Walt Disney Co has a challenge with the opening of the $5.5 billion Shanghai Disneyland drawing near. For instance, the hold of rival Asian characters such as China’s homegrown Boonie Bears or Big Big Wolf means seven-year-olds like Li Yixuan have less time for Mickey Mouse and Friends.
China’s attitude to Disney is uncertain, which reveals a kind of clash between nationalistic sentiment and the desire for American-style consumption among the growing middle class.
However, while the number of competing theme parks in China soars, it will become somehow harder to win the hearts of Chinese children and to urge their parents to spend money to fuel long-term traffic after the turnstiles start clicking on June 16.
“When we get kids now to write down their favorite cartoon character, very few put down Mickey Mouse or Donald Duck,” said Song Lei, Hong Kong-based director at Animation-Comic-Game Group, the organizer of Asia’s biggest annual fair for comics, anime and games.

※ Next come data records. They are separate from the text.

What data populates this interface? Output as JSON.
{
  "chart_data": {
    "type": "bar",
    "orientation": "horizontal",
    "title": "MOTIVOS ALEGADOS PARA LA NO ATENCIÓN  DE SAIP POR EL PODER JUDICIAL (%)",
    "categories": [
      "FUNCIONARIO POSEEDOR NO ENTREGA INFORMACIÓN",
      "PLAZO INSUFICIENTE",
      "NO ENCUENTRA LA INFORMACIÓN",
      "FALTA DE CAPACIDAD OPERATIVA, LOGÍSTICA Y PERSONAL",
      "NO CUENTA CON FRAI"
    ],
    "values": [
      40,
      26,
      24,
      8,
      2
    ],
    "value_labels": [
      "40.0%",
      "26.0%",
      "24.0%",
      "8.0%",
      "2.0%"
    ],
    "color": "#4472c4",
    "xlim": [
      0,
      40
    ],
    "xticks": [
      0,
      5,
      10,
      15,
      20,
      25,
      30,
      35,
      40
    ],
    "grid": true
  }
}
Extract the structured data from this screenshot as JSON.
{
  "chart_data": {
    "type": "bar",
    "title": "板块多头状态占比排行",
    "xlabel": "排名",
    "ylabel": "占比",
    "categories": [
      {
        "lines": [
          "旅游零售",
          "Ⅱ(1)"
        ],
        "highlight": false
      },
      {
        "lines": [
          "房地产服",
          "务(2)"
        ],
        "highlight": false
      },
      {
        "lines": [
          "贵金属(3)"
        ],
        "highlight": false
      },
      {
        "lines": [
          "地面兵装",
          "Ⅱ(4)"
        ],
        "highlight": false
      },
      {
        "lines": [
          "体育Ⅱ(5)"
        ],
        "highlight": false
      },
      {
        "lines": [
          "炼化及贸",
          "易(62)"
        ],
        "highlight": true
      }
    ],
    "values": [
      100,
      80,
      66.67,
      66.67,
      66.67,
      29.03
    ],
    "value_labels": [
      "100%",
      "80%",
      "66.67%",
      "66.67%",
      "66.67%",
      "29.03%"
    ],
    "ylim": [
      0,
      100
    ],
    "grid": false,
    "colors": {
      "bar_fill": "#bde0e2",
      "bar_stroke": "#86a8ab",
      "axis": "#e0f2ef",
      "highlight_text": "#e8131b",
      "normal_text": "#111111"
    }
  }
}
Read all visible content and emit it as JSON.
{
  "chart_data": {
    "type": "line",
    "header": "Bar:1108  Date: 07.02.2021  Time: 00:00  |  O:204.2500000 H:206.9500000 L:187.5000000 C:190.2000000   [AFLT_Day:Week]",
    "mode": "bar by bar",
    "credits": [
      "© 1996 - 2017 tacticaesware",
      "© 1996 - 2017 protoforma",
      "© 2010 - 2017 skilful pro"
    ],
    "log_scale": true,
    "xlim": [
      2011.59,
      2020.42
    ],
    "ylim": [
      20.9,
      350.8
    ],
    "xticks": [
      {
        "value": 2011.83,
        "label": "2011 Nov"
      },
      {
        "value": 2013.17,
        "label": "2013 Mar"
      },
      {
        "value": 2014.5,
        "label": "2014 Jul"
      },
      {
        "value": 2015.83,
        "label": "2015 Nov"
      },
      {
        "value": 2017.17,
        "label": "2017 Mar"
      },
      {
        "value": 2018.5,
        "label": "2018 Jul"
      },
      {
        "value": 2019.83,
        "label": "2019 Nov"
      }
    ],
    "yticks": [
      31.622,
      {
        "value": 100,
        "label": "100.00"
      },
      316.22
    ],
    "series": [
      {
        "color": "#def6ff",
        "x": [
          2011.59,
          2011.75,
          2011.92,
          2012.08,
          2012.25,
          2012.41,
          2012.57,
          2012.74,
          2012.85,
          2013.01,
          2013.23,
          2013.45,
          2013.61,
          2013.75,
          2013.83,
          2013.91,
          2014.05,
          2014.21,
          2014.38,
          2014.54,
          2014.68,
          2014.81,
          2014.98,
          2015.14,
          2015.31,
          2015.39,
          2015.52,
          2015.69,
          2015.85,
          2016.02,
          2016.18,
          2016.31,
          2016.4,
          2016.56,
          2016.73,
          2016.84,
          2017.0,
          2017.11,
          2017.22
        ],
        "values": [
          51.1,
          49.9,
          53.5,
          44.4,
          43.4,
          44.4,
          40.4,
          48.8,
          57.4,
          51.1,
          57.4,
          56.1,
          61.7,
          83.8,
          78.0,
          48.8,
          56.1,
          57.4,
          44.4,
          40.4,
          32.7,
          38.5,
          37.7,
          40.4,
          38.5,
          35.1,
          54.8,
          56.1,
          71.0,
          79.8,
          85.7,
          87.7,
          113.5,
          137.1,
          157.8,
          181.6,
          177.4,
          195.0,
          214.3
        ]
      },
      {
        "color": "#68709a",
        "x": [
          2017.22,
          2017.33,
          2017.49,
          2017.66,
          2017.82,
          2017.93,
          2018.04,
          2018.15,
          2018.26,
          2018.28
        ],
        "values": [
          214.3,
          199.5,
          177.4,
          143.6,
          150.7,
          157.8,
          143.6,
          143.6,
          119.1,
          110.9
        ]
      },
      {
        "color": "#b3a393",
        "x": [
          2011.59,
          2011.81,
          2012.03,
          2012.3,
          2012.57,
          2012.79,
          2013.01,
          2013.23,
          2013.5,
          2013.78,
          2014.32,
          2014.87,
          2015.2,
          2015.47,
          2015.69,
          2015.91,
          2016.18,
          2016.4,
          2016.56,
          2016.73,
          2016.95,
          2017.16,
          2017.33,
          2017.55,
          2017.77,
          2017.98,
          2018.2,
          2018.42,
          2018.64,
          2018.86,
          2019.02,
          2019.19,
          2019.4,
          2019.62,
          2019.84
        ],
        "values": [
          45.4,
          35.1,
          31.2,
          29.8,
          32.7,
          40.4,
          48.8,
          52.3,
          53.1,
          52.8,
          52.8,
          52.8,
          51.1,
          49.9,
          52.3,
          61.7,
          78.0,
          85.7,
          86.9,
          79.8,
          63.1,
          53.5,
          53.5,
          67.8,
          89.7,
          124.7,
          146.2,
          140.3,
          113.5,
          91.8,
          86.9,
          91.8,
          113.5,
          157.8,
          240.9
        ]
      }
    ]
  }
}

“Instead it’s what is being broadcast on television, what they’re seeing in their day-to-day,” he said. That means the Boonie Bears duo and mischievous, super-powered pig GG Bond, he said.
That’s not helped by a ban on imported cartoons during the late afternoon “golden hour” peak viewing time for children.
“There are people that love Disney and those that don’t, for a variety of reasons,” said Chris Yoshii, Asia-Pacific vice president for AECOM and a member of the Themed Entertainment Association. He predicts China’s theme park market will overtake the United States in the “not too distant future”.
But that’s by no means all Disney.
About 2,500 parks are planned in China, including Japanese brand Hello Kitty, and there is already a “Dwarf Empire” in Yunnan.